花子和茂像被绳子牵著鼻子,明明刚被赶去扫雪,这会儿又悄悄蹭回门口,两个脑袋一左一右探著。

茂先开口:“我只是路过。”

花子立刻拆台:“你都路过第三次了。”

葵枝妈妈头也不回,木铲一敲锅沿:“离锅远点。油溅到脸上,哭了我可不哄。”

茂立刻后退一步,嘴还硬:“我也没想靠近……”

花子咽口水:“我也没有。”

炭吉本来在院子里搬肉,闻到味儿,耳朵也抖了两下。它很努力装没闻到,可鼻子还是不受控制地往厨房那边偏。

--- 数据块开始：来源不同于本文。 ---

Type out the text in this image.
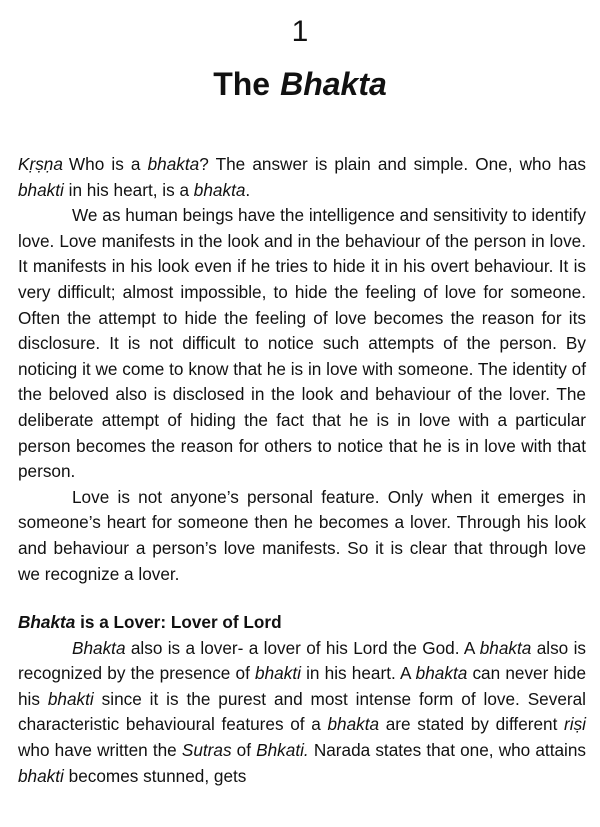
1
The Bhakta

Kṛṣṇa Who is a bhakta? The answer is plain and simple. One, who has bhakti in his heart, is a bhakta.

We as human beings have the intelligence and sensitivity to identify love. Love manifests in the look and in the behaviour of the person in love. It manifests in his look even if he tries to hide it in his overt behaviour. It is very difficult; almost impossible, to hide the feeling of love for someone. Often the attempt to hide the feeling of love becomes the reason for its disclosure. It is not difficult to notice such attempts of the person. By noticing it we come to know that he is in love with someone. The identity of the beloved also is disclosed in the look and behaviour of the lover. The deliberate attempt of hiding the fact that he is in love with a particular person becomes the reason for others to notice that he is in love with that person.

Love is not anyone’s personal feature. Only when it emerges in someone’s heart for someone then he becomes a lover. Through his look and behaviour a person’s love manifests. So it is clear that through love we recognize a lover.

Bhakta is a Lover: Lover of Lord

Bhakta also is a lover- a lover of his Lord the God. A bhakta also is recognized by the presence of bhakti in his heart. A bhakta can never hide his bhakti since it is the purest and most intense form of love. Several characteristic behavioural features of a bhakta are stated by different riṣi who have written the Sutras of Bhkati. Narada states that one, who attains bhakti becomes stunned, gets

禰豆子端著盐盆出来,笑著用手肘轻轻顶了顶它:“等会儿会有油渣子,但要凉一点才能吃。”

炭吉:“……”(这也太难熬了吧。)

它憋出一声:“呼。”(我等。)

忙到太阳偏西,肉条掛上樑,油罐也装满了。

葵枝妈妈把最好的那几块肉用绳子扎好,放进乾净的篮子里,又拿布仔细盖上,像怕它被风吹走。

炭治郎把背篓背上,试著走了两步,稳。

葵枝妈妈给他理了理领口,叮嘱得很家常:“路滑,別急。盐换够,药捡好的。晚点回来没关係。”

炭治郎笑著点头:“我记著。”

炭吉一直站在旁边没说话,等到炭治郎要出门了,它才喉咙里滚了一下,像憋了很久才开口——

“吼。”(我陪你?)

花子眨巴眨巴眼,小声问茂:“它是不是想跟哥哥走?”

茂很肯定地点头:“它想当保鏢。”

炭治郎愣了一下,隨即也压低声音,像跟它商量:“……也行。”

他抬手拍了拍炭吉的胳膊外侧:“但到镇口你得更小心点。你在外面等我,別乱动。有人盯你看,你就——”

炭吉点头点得飞快。

“呼。”(我装哑巴。)

炭治郎差点笑出声,赶紧忍住:“行,装哑巴。你就站那儿,別说话就行。”

葵枝妈妈在旁边听见,直接一句把气氛压住:“可以。但路上別逞强。回来要是又一身泥,我先骂你们两个。”

炭治郎:“……嗯。”

炭吉:“呼。”(懂。)

里屋传来炭十郎温和的声音,带著一点笑意:“路上小心。盐药换到了就好,別在半路跟雪较劲。”

炭治郎应了一声:“父亲,我知道。”

炭吉也往里屋方向偏了偏头,算是“听见了”。

临走前,花子还站在门口踮脚看背篓:“哥哥,盐要换那种白白的!”

茂补一句:“药要换最苦的!苦的才有用!”

竹雄在旁边哼一声:“你俩別添乱。”

花子立刻回懟:“你又懂了?”

竹雄噎了一下,转身去擦刀,擦得特別认真,想为家里出自己的一份力。

禰豆子把门口的绳结又繫紧了一点,目送他们出去,声音很轻:“早点回来。”

炭治郎点点头。

炭吉回头看了一眼院子。

樑上肉条一排排掛著,油罐子盖得紧紧的,盐盆空了一点点,地上还散著没扫乾净的雪渣子,乱是乱,但乱得踏实。

它跟上炭治郎的脚步,斗篷一抖,挡住从山口吹来的风。